Reducing heparan sulfate levels is a surrogate endpoint, a biological measure that’s likely to predict clinical benefit. The FDA decision based on this surrogate goal is an accelerated approval. An ongoing Phase 2/3 study for Avlayah could provide the confirmatory data to support full FDA approval. In addition to pediatric patients, this study is enrolling young adults up to age 25. The trial is comparing Avlayah to Elaprase.
Avlayah, which is dosed according to patient weight, is administered as a weekly infusion that takes about four hours. The most common adverse effect reported in clinical testing was infusion-related reactions.
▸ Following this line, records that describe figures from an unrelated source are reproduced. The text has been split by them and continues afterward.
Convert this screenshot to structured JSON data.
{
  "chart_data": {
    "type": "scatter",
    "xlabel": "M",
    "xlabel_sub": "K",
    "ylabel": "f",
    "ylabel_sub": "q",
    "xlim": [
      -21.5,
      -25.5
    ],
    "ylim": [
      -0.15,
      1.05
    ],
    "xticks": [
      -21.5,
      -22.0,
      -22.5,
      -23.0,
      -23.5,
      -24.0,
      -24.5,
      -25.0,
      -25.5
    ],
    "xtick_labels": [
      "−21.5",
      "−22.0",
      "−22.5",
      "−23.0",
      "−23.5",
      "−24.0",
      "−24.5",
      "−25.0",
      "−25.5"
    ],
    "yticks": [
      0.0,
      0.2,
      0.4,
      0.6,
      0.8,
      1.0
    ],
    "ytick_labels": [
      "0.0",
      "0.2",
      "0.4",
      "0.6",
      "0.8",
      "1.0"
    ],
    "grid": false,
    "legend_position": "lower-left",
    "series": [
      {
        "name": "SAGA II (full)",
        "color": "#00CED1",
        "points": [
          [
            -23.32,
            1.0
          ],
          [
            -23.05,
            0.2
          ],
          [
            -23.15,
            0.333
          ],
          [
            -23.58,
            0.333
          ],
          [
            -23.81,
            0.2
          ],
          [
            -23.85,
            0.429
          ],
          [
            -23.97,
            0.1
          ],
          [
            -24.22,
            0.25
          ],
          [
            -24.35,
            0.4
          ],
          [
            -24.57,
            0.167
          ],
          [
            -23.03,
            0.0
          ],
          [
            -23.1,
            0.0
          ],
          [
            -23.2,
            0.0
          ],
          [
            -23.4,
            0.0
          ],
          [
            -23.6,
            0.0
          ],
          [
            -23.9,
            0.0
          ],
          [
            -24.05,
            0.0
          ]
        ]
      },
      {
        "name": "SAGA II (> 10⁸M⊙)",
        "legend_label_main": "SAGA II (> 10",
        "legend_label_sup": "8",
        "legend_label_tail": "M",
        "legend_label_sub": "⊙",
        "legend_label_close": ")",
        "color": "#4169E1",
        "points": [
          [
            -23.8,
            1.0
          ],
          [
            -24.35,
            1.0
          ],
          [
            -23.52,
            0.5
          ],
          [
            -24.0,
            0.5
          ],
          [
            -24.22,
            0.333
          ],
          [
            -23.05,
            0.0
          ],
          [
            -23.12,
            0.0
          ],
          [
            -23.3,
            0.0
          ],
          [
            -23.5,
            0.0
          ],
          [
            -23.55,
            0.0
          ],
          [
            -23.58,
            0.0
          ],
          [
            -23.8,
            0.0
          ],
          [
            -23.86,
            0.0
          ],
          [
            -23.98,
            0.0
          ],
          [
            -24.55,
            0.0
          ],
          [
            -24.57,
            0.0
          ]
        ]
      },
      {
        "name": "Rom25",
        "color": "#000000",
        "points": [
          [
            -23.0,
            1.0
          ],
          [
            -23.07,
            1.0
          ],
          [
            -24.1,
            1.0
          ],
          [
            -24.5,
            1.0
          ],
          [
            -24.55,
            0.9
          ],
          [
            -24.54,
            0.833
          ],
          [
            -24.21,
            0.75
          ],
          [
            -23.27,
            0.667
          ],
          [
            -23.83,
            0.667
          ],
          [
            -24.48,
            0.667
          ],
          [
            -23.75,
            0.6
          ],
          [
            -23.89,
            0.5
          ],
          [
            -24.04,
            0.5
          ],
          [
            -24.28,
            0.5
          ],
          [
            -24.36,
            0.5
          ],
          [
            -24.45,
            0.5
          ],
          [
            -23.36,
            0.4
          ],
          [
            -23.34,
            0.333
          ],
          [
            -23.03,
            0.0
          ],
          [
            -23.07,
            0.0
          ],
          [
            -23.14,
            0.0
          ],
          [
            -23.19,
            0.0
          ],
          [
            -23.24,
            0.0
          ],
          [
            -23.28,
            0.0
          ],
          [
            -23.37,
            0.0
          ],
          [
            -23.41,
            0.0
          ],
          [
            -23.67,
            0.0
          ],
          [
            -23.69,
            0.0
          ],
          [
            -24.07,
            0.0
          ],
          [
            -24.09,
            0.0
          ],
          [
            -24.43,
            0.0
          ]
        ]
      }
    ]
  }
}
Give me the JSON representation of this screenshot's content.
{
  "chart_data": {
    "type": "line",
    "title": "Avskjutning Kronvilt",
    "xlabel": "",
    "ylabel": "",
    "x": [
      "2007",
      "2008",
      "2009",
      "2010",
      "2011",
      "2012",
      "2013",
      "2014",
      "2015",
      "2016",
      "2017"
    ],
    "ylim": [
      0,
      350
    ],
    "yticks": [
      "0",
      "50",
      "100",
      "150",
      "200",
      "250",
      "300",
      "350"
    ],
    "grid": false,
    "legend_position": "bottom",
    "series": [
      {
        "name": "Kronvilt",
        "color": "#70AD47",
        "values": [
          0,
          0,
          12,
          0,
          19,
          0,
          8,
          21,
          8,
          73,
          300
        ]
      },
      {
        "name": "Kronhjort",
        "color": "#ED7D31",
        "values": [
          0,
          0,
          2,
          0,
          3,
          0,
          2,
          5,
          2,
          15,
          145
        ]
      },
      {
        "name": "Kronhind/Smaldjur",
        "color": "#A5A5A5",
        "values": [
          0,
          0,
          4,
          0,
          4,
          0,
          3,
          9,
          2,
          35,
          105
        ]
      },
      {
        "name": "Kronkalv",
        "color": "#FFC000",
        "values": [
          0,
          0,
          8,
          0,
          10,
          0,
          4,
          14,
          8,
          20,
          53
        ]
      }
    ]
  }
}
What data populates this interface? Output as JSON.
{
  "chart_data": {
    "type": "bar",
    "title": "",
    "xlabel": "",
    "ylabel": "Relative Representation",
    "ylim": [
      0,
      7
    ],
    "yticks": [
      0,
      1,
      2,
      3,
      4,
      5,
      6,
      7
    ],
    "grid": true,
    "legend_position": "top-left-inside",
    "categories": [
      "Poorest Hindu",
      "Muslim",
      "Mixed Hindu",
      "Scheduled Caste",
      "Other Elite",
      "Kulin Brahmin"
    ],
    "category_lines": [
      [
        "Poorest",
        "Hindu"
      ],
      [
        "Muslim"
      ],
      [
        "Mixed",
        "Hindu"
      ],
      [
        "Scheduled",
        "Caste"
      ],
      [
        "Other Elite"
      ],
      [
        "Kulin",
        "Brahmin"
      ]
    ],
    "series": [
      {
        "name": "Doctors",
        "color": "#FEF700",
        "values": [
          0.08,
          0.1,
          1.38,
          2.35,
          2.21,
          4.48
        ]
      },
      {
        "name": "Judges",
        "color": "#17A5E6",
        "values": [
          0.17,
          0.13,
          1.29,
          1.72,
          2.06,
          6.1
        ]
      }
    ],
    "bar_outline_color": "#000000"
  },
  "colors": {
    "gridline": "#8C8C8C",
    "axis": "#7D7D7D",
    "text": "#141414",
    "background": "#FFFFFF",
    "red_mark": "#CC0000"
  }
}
The drug’s label carries a black box warning for hypersensitivity reactions, including anaphylaxis.
Denali set a wholesale price of $5,200 per 150 mg vial of the drug, which translates to $270,000 a year for maintenance dosing for a 10 kg patient (about 22 pounds) and $811,000 for a 30 kg (about 60 pounds) patient. Chief Commercial Officer Katie Peng said most pediatric patients will require two to three vials per week, depending on weight. Hunter syndrome is already part of newborn screening, which will enable Denali to reach patients earlier in their disease. While the label specifies treatment of patients who have neurologic manifestations, Denali’s review of medical literature and claims data found that about 90% of Hunter’s syndrome patients have neurologic manifestations. That means Denali will be able to reach most Hunter syndrome patients. Worldwide, the company estimates about 2,000 Hunter’s syndrome patients are in commercially addressable markets.
Watts noted that Denali is entering a well-established enzyme replacement therapy market that has precedent for adoption and reimbursement. The company can build on this existing infrastructure as it continues development of other TV-delivered therapies for other enzyme deficiencies such as Sanfilippo, Pompe disease, and Gaucher disease.
“So when we talk about Avlayah, we see it not just as a product, but as the foundation of a durable, multi-program franchise in lysosomal storage disorders,” Watts said.
In a research note, William Blair analyst Myles Minter said the Avlayah approval validates Denali’s TV platform and de-risks other programs that use the technology. He added that the Sanfilippo program, DNL126, will benefit from a streamlined regulatory approach.
The FDA approval of Avlayah came with a rare pediatric disease priority review voucher. While those awarded such vouchers may use them to speed up the regulatory review of another rare disease drug, many companies opt to sell them to big pharma companies. Chief Operating and Financial Officer Alex Schuth said Denali plans to sell its voucher.